Happy birthday, husband. Tell me there's at least fifty more years of you.




dkz

Sunday, February 6, 2011

Equilbrium

Besides me being sick, it was a perfect weekend. We watched movies, ate soup, took naps, and yesterday when I started feeling better we went for a stroll along the canal in the suspiciously springlike air. Everybody was out, their heavy winter coats open or slung over their arms, soaking up the rare light and enjoying the city in sunshine. Right before MtMn's birthday, we always feel the shift: days get brighter. The weather isn't everything, but its effect is significant. The day's length doesn't vary that much in Texas, and I like thinking that big payback for the dark winter is on the way, that light increases so naturally, without effort.

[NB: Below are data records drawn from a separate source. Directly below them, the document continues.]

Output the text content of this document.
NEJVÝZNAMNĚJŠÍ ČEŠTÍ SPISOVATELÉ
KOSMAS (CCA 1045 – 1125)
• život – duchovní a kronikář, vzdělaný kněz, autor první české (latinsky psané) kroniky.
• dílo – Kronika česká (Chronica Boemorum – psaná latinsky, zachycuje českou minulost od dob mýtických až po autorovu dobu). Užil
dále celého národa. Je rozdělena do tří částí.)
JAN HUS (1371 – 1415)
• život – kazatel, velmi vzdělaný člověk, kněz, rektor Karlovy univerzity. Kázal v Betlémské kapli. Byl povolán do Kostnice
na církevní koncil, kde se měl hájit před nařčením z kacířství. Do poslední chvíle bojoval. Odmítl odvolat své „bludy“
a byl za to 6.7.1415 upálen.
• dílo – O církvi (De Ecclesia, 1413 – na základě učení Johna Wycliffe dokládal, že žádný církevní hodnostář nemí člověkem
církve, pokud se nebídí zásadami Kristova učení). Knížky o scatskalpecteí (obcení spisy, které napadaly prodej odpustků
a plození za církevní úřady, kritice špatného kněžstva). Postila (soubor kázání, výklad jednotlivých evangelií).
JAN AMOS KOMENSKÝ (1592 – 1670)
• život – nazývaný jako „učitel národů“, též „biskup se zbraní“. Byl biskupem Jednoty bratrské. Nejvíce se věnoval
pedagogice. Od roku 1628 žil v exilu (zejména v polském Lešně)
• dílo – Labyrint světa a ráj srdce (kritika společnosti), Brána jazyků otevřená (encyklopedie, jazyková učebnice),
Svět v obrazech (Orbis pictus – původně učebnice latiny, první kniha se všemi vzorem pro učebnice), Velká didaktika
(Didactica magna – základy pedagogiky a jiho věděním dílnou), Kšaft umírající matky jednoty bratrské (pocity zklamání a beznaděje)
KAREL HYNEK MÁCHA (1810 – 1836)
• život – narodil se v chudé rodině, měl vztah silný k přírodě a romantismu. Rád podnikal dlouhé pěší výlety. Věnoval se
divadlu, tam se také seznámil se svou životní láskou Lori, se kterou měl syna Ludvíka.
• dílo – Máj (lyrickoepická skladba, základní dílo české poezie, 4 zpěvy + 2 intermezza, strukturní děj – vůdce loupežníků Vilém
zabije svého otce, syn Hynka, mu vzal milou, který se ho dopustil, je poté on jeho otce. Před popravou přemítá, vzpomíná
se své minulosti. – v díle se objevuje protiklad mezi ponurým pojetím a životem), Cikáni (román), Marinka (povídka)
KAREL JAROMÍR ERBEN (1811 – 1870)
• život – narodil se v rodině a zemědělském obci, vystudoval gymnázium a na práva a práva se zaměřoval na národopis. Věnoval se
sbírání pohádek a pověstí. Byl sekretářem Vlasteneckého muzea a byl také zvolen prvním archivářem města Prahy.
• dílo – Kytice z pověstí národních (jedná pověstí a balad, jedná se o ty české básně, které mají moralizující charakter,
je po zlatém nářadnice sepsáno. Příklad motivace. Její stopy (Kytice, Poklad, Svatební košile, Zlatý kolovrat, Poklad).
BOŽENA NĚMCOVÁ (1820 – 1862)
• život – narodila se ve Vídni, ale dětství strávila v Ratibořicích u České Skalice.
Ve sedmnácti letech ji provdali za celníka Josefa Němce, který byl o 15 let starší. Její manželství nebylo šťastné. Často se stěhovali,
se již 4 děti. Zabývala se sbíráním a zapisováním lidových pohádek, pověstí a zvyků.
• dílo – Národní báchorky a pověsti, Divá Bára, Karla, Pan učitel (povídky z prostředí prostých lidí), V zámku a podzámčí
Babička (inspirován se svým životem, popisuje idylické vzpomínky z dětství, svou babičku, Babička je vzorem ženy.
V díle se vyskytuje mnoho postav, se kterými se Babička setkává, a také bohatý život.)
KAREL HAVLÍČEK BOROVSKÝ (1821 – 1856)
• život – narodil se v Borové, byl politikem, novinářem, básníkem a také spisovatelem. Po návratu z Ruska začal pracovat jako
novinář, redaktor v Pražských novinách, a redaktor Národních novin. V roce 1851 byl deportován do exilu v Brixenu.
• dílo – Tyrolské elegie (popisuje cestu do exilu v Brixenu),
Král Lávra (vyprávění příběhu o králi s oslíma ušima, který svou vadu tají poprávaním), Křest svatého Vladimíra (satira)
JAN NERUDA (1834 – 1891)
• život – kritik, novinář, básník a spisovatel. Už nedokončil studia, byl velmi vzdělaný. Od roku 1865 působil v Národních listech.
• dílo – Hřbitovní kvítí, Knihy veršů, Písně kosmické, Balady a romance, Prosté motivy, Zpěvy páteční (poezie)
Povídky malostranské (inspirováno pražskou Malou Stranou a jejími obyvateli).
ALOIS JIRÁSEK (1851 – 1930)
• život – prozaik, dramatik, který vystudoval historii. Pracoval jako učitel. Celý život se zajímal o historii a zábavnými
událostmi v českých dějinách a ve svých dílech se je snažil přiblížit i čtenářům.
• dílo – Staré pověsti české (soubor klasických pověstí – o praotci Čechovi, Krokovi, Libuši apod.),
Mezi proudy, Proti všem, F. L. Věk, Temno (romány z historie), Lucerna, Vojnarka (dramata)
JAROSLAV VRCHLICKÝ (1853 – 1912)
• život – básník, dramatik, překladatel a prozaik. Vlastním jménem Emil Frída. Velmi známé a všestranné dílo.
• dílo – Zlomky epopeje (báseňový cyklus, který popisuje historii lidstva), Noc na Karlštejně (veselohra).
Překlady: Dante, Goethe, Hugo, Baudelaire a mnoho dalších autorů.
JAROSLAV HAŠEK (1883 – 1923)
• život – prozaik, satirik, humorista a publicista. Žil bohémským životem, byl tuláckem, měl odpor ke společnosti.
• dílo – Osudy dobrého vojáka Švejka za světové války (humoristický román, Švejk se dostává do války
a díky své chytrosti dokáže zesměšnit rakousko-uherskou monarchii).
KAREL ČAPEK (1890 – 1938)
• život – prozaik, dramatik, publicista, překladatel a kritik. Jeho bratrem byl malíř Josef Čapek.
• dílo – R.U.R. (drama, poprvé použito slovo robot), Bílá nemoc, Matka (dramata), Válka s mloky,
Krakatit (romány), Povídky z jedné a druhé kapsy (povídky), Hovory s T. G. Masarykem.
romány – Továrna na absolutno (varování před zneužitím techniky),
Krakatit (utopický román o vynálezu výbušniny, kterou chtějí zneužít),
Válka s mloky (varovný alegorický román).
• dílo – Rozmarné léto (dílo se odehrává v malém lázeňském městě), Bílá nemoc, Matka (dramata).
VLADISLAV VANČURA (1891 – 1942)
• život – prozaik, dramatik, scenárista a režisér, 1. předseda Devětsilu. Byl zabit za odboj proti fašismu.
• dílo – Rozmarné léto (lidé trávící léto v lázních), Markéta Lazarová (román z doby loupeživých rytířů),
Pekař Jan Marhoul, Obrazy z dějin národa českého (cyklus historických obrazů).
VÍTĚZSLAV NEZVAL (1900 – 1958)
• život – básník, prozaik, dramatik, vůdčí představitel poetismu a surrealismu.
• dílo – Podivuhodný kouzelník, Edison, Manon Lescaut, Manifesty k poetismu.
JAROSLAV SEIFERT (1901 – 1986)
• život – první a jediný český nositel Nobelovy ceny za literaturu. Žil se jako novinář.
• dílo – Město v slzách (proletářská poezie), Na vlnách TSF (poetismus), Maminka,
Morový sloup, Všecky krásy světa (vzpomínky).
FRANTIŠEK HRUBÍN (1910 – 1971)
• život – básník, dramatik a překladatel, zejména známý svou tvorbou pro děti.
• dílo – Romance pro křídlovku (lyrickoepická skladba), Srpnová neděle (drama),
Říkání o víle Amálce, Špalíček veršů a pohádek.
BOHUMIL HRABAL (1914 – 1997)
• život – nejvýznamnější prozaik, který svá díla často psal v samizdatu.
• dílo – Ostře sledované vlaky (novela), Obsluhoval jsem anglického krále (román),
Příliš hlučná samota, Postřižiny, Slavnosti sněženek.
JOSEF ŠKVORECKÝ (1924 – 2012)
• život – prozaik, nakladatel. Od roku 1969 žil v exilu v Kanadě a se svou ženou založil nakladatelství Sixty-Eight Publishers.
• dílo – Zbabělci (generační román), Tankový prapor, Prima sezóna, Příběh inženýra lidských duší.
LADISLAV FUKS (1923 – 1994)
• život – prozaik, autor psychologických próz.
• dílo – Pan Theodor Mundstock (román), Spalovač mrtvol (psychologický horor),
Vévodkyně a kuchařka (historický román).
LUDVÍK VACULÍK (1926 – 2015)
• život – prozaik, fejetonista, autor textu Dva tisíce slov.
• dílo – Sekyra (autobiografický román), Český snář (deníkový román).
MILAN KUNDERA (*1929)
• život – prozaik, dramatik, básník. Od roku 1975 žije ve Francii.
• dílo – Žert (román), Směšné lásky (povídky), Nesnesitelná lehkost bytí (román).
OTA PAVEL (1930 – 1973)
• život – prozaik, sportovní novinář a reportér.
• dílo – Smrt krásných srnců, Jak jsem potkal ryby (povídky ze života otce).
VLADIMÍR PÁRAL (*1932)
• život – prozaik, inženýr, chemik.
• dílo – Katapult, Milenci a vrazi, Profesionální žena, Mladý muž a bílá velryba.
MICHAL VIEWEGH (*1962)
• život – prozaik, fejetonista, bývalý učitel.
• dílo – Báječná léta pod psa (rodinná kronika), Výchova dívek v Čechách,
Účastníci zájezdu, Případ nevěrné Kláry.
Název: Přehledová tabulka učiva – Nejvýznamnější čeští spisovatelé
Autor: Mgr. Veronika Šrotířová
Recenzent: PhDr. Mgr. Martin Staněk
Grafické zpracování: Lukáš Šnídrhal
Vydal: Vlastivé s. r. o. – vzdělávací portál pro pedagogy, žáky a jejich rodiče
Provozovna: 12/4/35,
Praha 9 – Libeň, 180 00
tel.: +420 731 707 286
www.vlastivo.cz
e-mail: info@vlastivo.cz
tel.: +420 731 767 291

He has two shows this week, my show goes on stage, it's busy. In between we heat up dinner whenever we get home, geek out on Roman history, see who's on Skype, plan a party, plan a summer. It's all right. It's life as we have often known it. And I can feel how I've resisted this ease from somewhere deep inside, from a place that wants to go home.

Home is shifting.

And, of course, home is not shifting. Roll out the yoga mat, sip the coffee, read the book, do the puzzle, study the score, watch the movie, have the conversation. Years of changing scenery and new stories, a great long dizzying road trip. Huddled on the couch, strolling along the path, entwined in our bed.